Karen Hao, author of the New York Times bestseller Empire of AI: The Dreams and Nightmares of Sam Altman’s OpenAI, has spent years studying the human and environmental costs behind Silicon Valley’s rush to build out AI infrastructure and models. She was recently in India to attend Synapse, a society and technology conference, and spoke with Sujit John about the “imperial” nature of big tech and why India must forge its own AI path by focusing on small models and affordable infrastructure.
India is starting to see a massive ramp-up of AI data center infrastructure. How do you see it?
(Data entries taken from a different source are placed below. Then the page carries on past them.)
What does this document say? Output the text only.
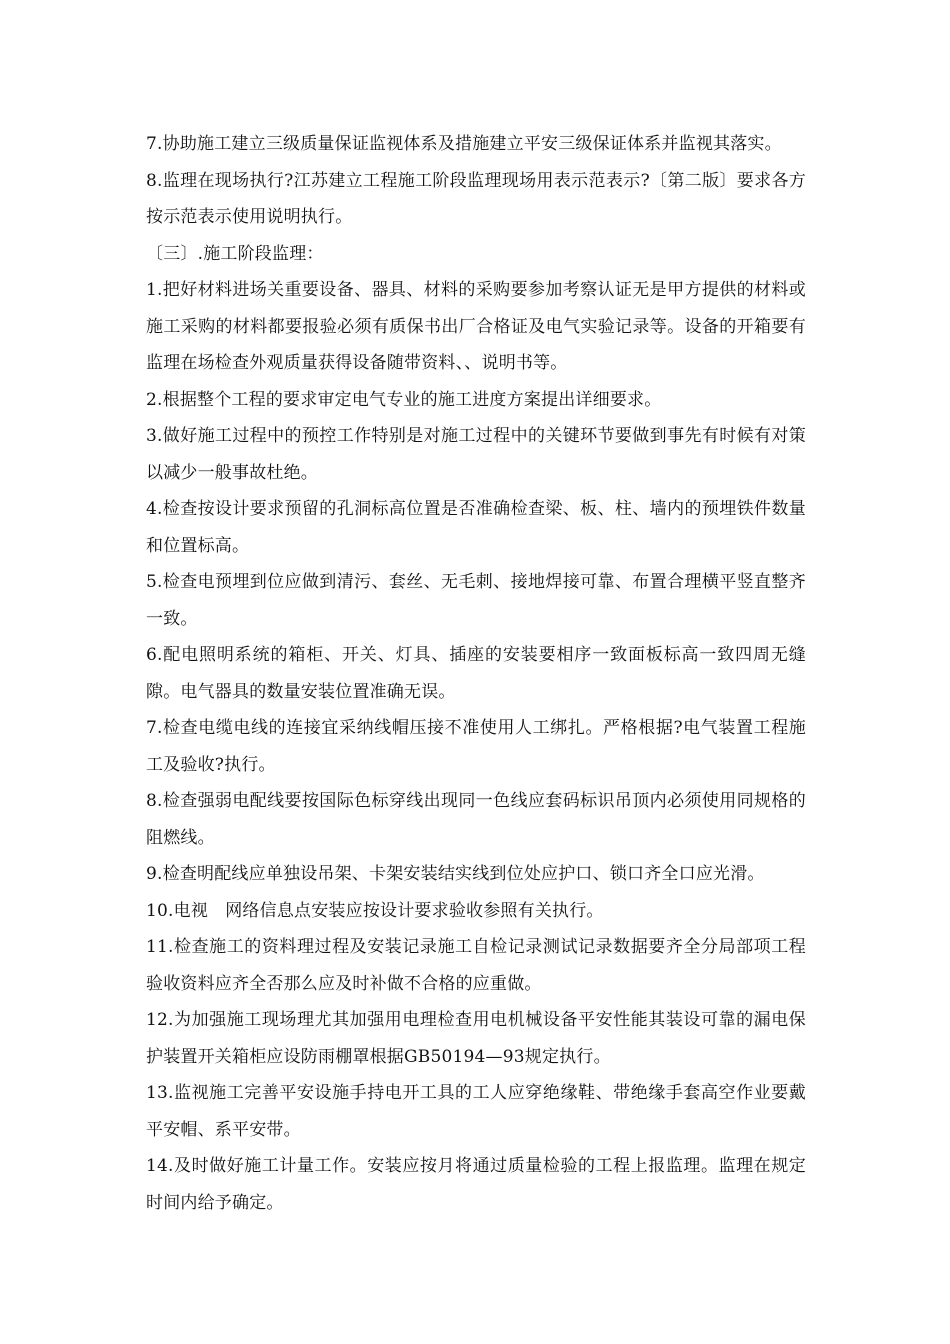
7.协助施工建立三级质量保证监视体系及措施建立平安三级保证体系并监视其落实。

8.监理在现场执行?江苏建立工程施工阶段监理现场用表示范表示?〔第二版〕要求各方按示范表示使用说明执行。

〔三〕.施工阶段监理：

1.把好材料进场关重要设备、器具、材料的采购要参加考察认证无是甲方提供的材料或施工采购的材料都要报验必须有质保书出厂合格证及电气实验记录等。设备的开箱要有监理在场检查外观质量获得设备随带资料、、说明书等。

2.根据整个工程的要求审定电气专业的施工进度方案提出详细要求。

3.做好施工过程中的预控工作特别是对施工过程中的关键环节要做到事先有时候有对策以减少一般事故杜绝。

4.检查按设计要求预留的孔洞标高位置是否准确检查梁、板、柱、墙内的预埋铁件数量和位置标高。

5.检查电预埋到位应做到清污、套丝、无毛刺、接地焊接可靠、布置合理横平竖直整齐一致。

6.配电照明系统的箱柜、开关、灯具、插座的安装要相序一致面板标高一致四周无缝隙。电气器具的数量安装位置准确无误。

7.检查电缆电线的连接宜采纳线帽压接不准使用人工绑扎。严格根据?电气装置工程施工及验收?执行。

8.检查强弱电配线要按国际色标穿线出现同一色线应套码标识吊顶内必须使用同规格的阻燃线。

9.检查明配线应单独设吊架、卡架安装结实线到位处应护口、锁口齐全口应光滑。

10.电视　网络信息点安装应按设计要求验收参照有关执行。

11.检查施工的资料理过程及安装记录施工自检记录测试记录数据要齐全分局部项工程验收资料应齐全否那么应及时补做不合格的应重做。

12.为加强施工现场理尤其加强用电理检查用电机械设备平安性能其装设可靠的漏电保护装置开关箱柜应设防雨棚罩根据GB50194—93规定执行。

13.监视施工完善平安设施手持电开工具的工人应穿绝缘鞋、带绝缘手套高空作业要戴平安帽、系平安带。

14.及时做好施工计量工作。安装应按月将通过质量检验的工程上报监理。监理在规定时间内给予确定。
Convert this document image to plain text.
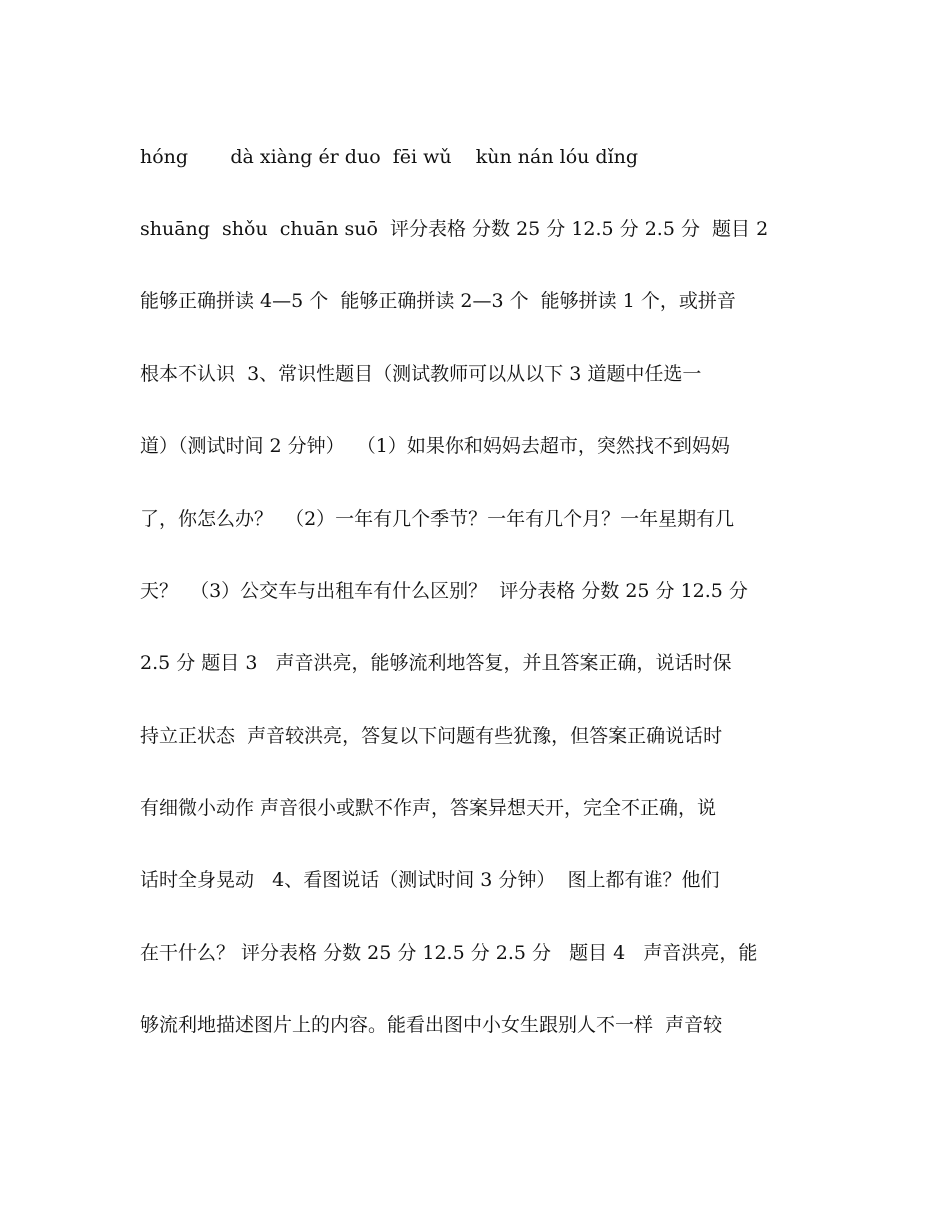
hóng       dà xiàng ér duo  fēi wǔ    kùn nán lóu dǐng
shuāng  shǒu  chuān suō  评分表格 分数 25 分 12.5 分 2.5 分  题目 2
能够正确拼读 4—5 个  能够正确拼读 2—3 个  能够拼读 1 个，或拼音
根本不认识  3、常识性题目（测试教师可以从以下 3 道题中任选一
道）（测试时间 2 分钟）  （1）如果你和妈妈去超市，突然找不到妈妈
了，你怎么办？  （2）一年有几个季节？一年有几个月？一年星期有几
天？  （3）公交车与出租车有什么区别？  评分表格 分数 25 分 12.5 分
2.5 分 题目 3   声音洪亮，能够流利地答复，并且答案正确，说话时保
持立正状态  声音较洪亮，答复以下问题有些犹豫，但答案正确说话时
有细微小动作 声音很小或默不作声，答案异想天开，完全不正确，说
话时全身晃动   4、看图说话（测试时间 3 分钟）  图上都有谁？他们
在干什么？ 评分表格 分数 25 分 12.5 分 2.5 分   题目 4   声音洪亮，能
够流利地描述图片上的内容。能看出图中小女生跟别人不一样  声音较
What I’ve seen in many countries that have this catch-up mentality is they look at the Silicon Valley model and say we need to catch up to it. And that in itself is what I criticize as imperialistic. You’re just taking an idea that came from Empire and adopting it as a template. Instead, we need to fundamentally rethink what AI should be for this country. I attended many sessions during the AI Summit. The session was about open source models and small scale models. For AI to work at scale in India, it can’t really be a large-scale language model (LLM) because it needs to run very cheaply. It needs to be able to be run on someone’s mobile device without the internet so that a farmer can detect a disease in a crop or a doctor in a rural area can. We actually use this kind of technology. If India were to think from scratch from that perspective, catching up in the AI era might look completely different. India already has all the necessary ingredients, a great talent base, infrastructure capabilities for small-scale models, and high-quality data to train these application-specific AI technologies. Then we wouldn’t need these big partnerships[with American companies]anymore, and we wouldn’t actually be surrendering our sovereignty.
Are any major countries adopting such a small-scale model approach? What is China doing?
China has very limited computing power, so they’re actually developing a lot of small-scale models. China also has a very different approach to AI development than Silicon Valley, which has a mindset of pushing technological progress just for the sake of technological progress. And now Silicon Valley is facing this problem of lack of product-market fit. So they’re trying to find ways to convince people to buy their products. During the AI Summit, Brad Smith (President of Microsoft) gave a keynote address and he used a very specific phrase: “Governments need to help create demand for our technology,” he actually said out loud, something that is not usually said. Chinese companies have a different mindset. Venture capital models and investment models are very different, so you can’t afford to build technology that no one will use. VCs don’t want to wait years to get their money back. So they’re thinking more about what applications will meet users where they are. And in many cases, those applications don’t require the scale that American companies are building.
But they are also building large language models…
They’re building it too, but it’s actually much cheaper to compute. This is what DeepSeek confirmed. DeepSeek has the same functionality but is significantly cheaper to build and run. And that’s why so many companies in the U.S. that are now consumers of AI technology rather than model developers are using the Chinese model instead of the Silicon Valley model. Because the quality is the same or sometimes better and the price is lower. I’m not saying everyone should use the Chinese model, but this is an example of how countries and companies are actually fundamentally rethinking the models that work for us. And I think India has the potential to do the same.
In India, the work of annotating data is often done by the very poor, primarily women, and tends to be treated as work to improve their living conditions. But you criticized it, characterizing it as a form of “modern imperialism.”
What I show over and over again in the book is that as the technology industry’s desire for resources accelerates exponentially, where are they going to look for those resources? Whether it’s human resources, such as the labor needed to train the models, or physical resources, such as the minerals and energy resources that are mined, they always go to the poorest communities. India is a huge hub of labor supplying these companies. And the way they treat that labor is terrible. Women from some of India’s poorest regions are being forced to moderate pornographic and child sexual abuse content, a new study published in the Guardian has found. We’re now talking about video generation models that can produce this kind of stuff, so companies that want to make sure their models don’t produce this kind of stuff are building content moderation filters that are trained by humans in these very poor contexts. And women protested and said this is affecting my well-being, my family’s well-being, and it’s destroying our community. Because I was never told that this is part of the job, they’re being told, your job is data annotation, this is data annotation.
What is the answer to these content management problems?
The reason there is all this harmful content that needs to be filtered out is because these companies are training their models all over the internet. That’s why harmful content exists. If we’re talking about a very application-specific technology, such as helping farmers detect diseases in crops, why are we training in porn? It won’t help detect crops. You don’t have to deal with content moderation because you just take selected photos of different types of diseases in different types of crops and train the model. But companies are taking the opposite approach, glossing over everything and then hoping that the poorest communities become human shields for everyone.